Ringgit Malaysia Menjadi Mata Uang Terkuat di Asia

Laporan Katadata pada 21 Mei menegaskan bahwa ringgit Malaysia kembali menjadi mata uang terkuat di Asia pada 2026. Penguatan ini terjadi meski pasar global masih dilanda ketidakpastian geopolitik dan kebijakan suku bunga Federal Reserve yang ketat.
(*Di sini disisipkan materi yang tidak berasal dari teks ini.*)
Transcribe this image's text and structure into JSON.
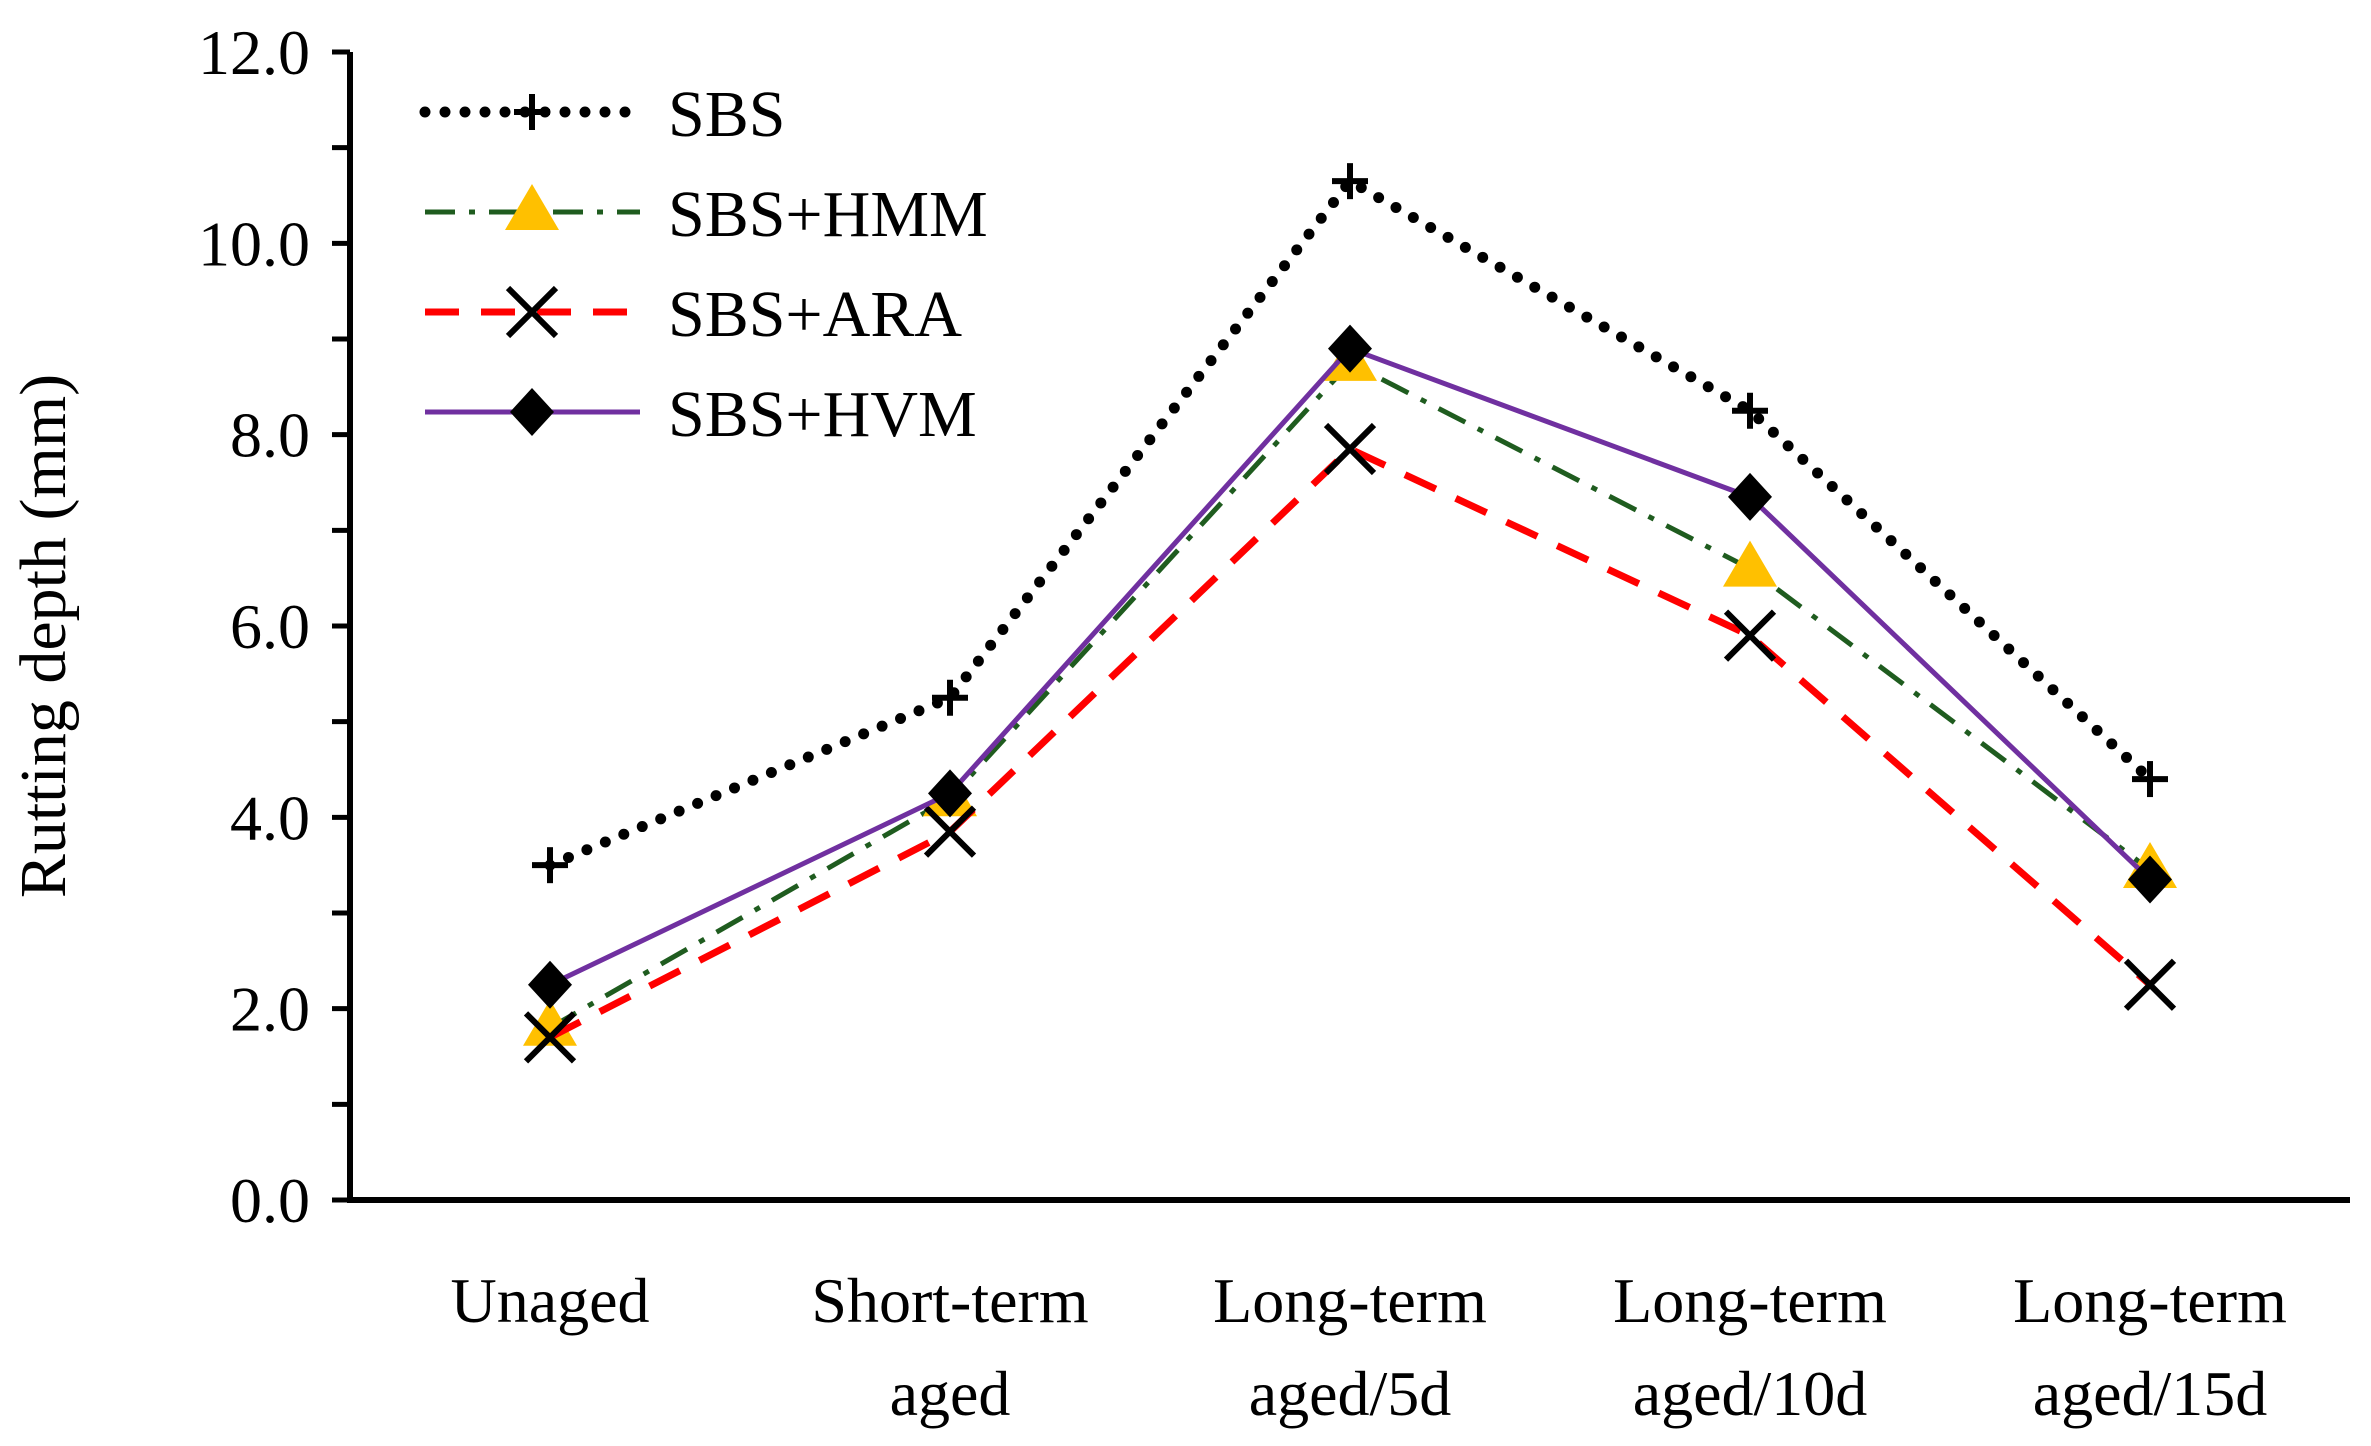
{
  "chart_data": {
    "type": "line",
    "title": "",
    "xlabel": "",
    "ylabel": "Rutting depth (mm)",
    "ylim": [
      0,
      12
    ],
    "y_major_step": 2,
    "y_minor_step": 1,
    "y_tick_labels": [
      "0.0",
      "2.0",
      "4.0",
      "6.0",
      "8.0",
      "10.0",
      "12.0"
    ],
    "grid": false,
    "legend_position": "top-left",
    "categories": [
      [
        "Unaged"
      ],
      [
        "Short-term",
        "aged"
      ],
      [
        "Long-term",
        "aged/5d"
      ],
      [
        "Long-term",
        "aged/10d"
      ],
      [
        "Long-term",
        "aged/15d"
      ]
    ],
    "series": [
      {
        "name": "SBS",
        "values": [
          3.5,
          5.25,
          10.65,
          8.25,
          4.4
        ],
        "color": "#000000",
        "marker": "plus",
        "line": "dotted"
      },
      {
        "name": "SBS+HMM",
        "values": [
          1.8,
          4.2,
          8.75,
          6.6,
          3.45
        ],
        "color": "#1f5c1f",
        "marker": "triangle",
        "marker_color": "#ffc000",
        "line": "dashdot"
      },
      {
        "name": "SBS+ARA",
        "values": [
          1.7,
          3.85,
          7.85,
          5.9,
          2.25
        ],
        "color": "#ff0000",
        "marker": "x",
        "marker_color": "#000000",
        "line": "dashed"
      },
      {
        "name": "SBS+HVM",
        "values": [
          2.25,
          4.25,
          8.9,
          7.35,
          3.35
        ],
        "color": "#7030a0",
        "marker": "diamond",
        "marker_color": "#000000",
        "line": "solid"
      }
    ]
  }
}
Analisis menyebutkan bahwa kebijakan moneter domestik Malaysia yang tetap stabil, serta aliran masuk modal portofolio ke pasar negara berkembang, memberi dukungan tambahan bagi ringgit.

Faktor Domestik dan Global yang Mempengaruhi Kurs

Beberapa faktor utama yang menjadi penentu arah pergerakan rupiah dan ringgit selama minggu ini antara lain:

  • Kebijakan ekspor Danantara Sumberdaya Indonesia: Rencana pemerintah untuk mengelola ekspor komoditas strategis melalui badan baru menimbulkan kekhawatiran regulasi, yang menggerakkan investor menjauh dari rupiah.
  • Kenaikan suku bunga BI: Langkah kenaikan 50 basis poin berhasil menahan depresiasi rupiah dalam jangka pendek, meskipun efeknya belum cukup kuat untuk menetralkan sentimen risk‑off.
  • Konflik Timur Tengah: Eskalasi perang antara AS‑Israel dan Iran meningkatkan volatilitas minyak dunia, memicu pergerakan safe‑haven ke dolar AS dan menekan mata uang emerging market.
  • Data neraca transaksi berjalan: Prediksi defisit sekitar US$0,8 miliar pada kuartal I 2026 menambah beban bagi rupiah, sementara data aktual masih menunggu rilis.
  • Indeks dolar AS dan imbal hasil obligasi: Penguatan dolar indeks mencapai 99,27, menambah tekanan pada mata uang regional termasuk rupiah.

Para pelaku pasar memperkirakan bahwa rupiah akan berfluktuasi dalam kisaran Rp17.600‑Rp17.700 per dolar AS pada minggu berikutnya, dengan volatilitas tetap tinggi. Sementara itu, ringgit diprediksi akan mempertahankan keunggulannya, terutama jika kebijakan moneter Malaysia tetap accommodative.

Secara keseluruhan, pergerakan nilai tukar di Asia pada pertengahan Mei 2026 mencerminkan interaksi kompleks antara kebijakan domestik, dinamika geopolitik, dan sentimen pasar global. Investor diharapkan terus memantau keputusan regulator, data eksternal, serta perkembangan perdamaian di Timur Tengah untuk menilai arah selanjutnya.